Biophosphonates in reducing fracture risk in osteoporosis
Bisphosphonates are the class of drugs that have been studied for osteoporosis treatment, Paget’s disease, osteolytic metastases, hypercalcemia malignancy and some childhood skeletal diseases. Worldwide, millions of people, especially post-menopausal women, are now taking bisphosphonates. Besides the medicinal use, they are also utilized for their chelating metal properties, in prosthetic surgery for stabilizing nano-particles and as scintigraphic tracer in many osteo-articular diseases.
Clodronate belongs to this family and was one of the first bisphosphonates to be synthesized and used in the field of medicine. This has been successfully used for treating tumoral osteolysis and for bone localization of multiple myeloma, hypercalcemia malignancy, primary hyperparathyroidism, Paget's disease and algodystrophy. Clodronate has been proved to have an anti-inflammatory and anti-arthritic activity in humans.
It was the first drug used to treat osteoporosis, administered at intervals of 8 or 15 days when there was no consolidated data in literature about its anti-fracture efficacy.

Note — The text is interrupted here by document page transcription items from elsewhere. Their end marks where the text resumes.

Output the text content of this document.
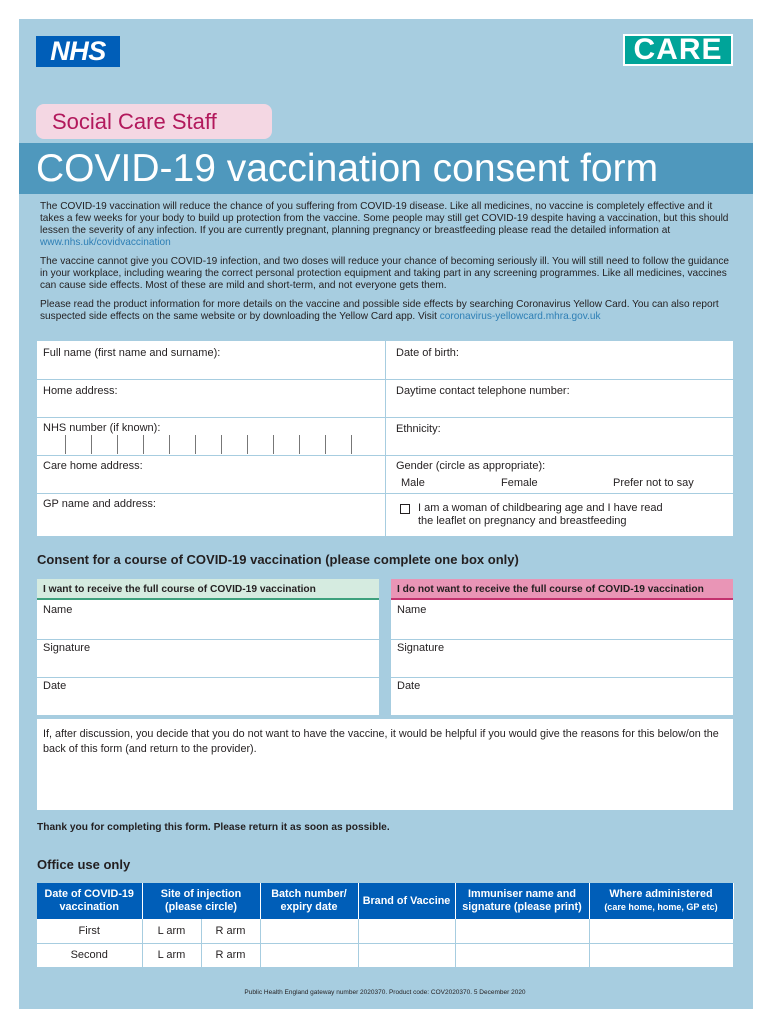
NHS	CARE
Social Care Staff
COVID-19 vaccination consent form

The COVID-19 vaccination will reduce the chance of you suffering from COVID-19 disease. Like all medicines, no vaccine is completely effective and it takes a few weeks for your body to build up protection from the vaccine. Some people may still get COVID-19 despite having a vaccination, but this should lessen the severity of any infection. If you are currently pregnant, planning pregnancy or breastfeeding please read the detailed information at www.nhs.uk/covidvaccination

The vaccine cannot give you COVID-19 infection, and two doses will reduce your chance of becoming seriously ill. You will still need to follow the guidance in your workplace, including wearing the correct personal protection equipment and taking part in any screening programmes. Like all medicines, vaccines can cause side effects. Most of these are mild and short-term, and not everyone gets them.

Please read the product information for more details on the vaccine and possible side effects by searching Coronavirus Yellow Card. You can also report suspected side effects on the same website or by downloading the Yellow Card app. Visit coronavirus-yellowcard.mhra.gov.uk

Full name (first name and surname):	Date of birth:
Home address:	Daytime contact telephone number:
NHS number (if known):	Ethnicity:
Care home address:	Gender (circle as appropriate):
Male	Female	Prefer not to say
GP name and address:	I am a woman of childbearing age and I have read
the leaflet on pregnancy and breastfeeding
Consent for a course of COVID-19 vaccination (please complete one box only)
I want to receive the full course of COVID-19 vaccination
Name
Signature
Date
I do not want to receive the full course of COVID-19 vaccination
Name
Signature
Date
If, after discussion, you decide that you do not want to have the vaccine, it would be helpful if you would give the reasons for this below/on the back of this form (and return to the provider).
Thank you for completing this form. Please return it as soon as possible.
Office use only
Date of COVID-19 vaccination	Site of injection (please circle)	Batch number/ expiry date	Brand of Vaccine	Immuniser name and signature (please print)	Where administered
(care home, home, GP etc)

First	L arm R arm				

Second	L arm R arm				

Public Health England gateway number 2020370. Product code: COV2020370. 5 December 2020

This drug has been administrated weekly 100 mg i.m. and after 1–3 years of therapy, bone mass increase of 4% at vertebral level and of about 3% at femoral level were noticed.
Clodronate doses of 800 mg/day per os and 100 mg i.m./week are substantially equivalent, because the oral absorption is about 1.9%. Moreover, it is possible to predict a differentiated use of clodronate doses to the fracture risk and to the severity of pain symptoms.
These clinical findings revealed that clodronate is an effective therapy to increase bone density and reduce risk of fractures, as it is well tolerated, safe and has a good therapeutic adherence, cost effectiveness in patients with fracture risk over 7% identified by algorithmth (FRAX). Clodronate is a potential alternative to other established therapies for osteoporosis.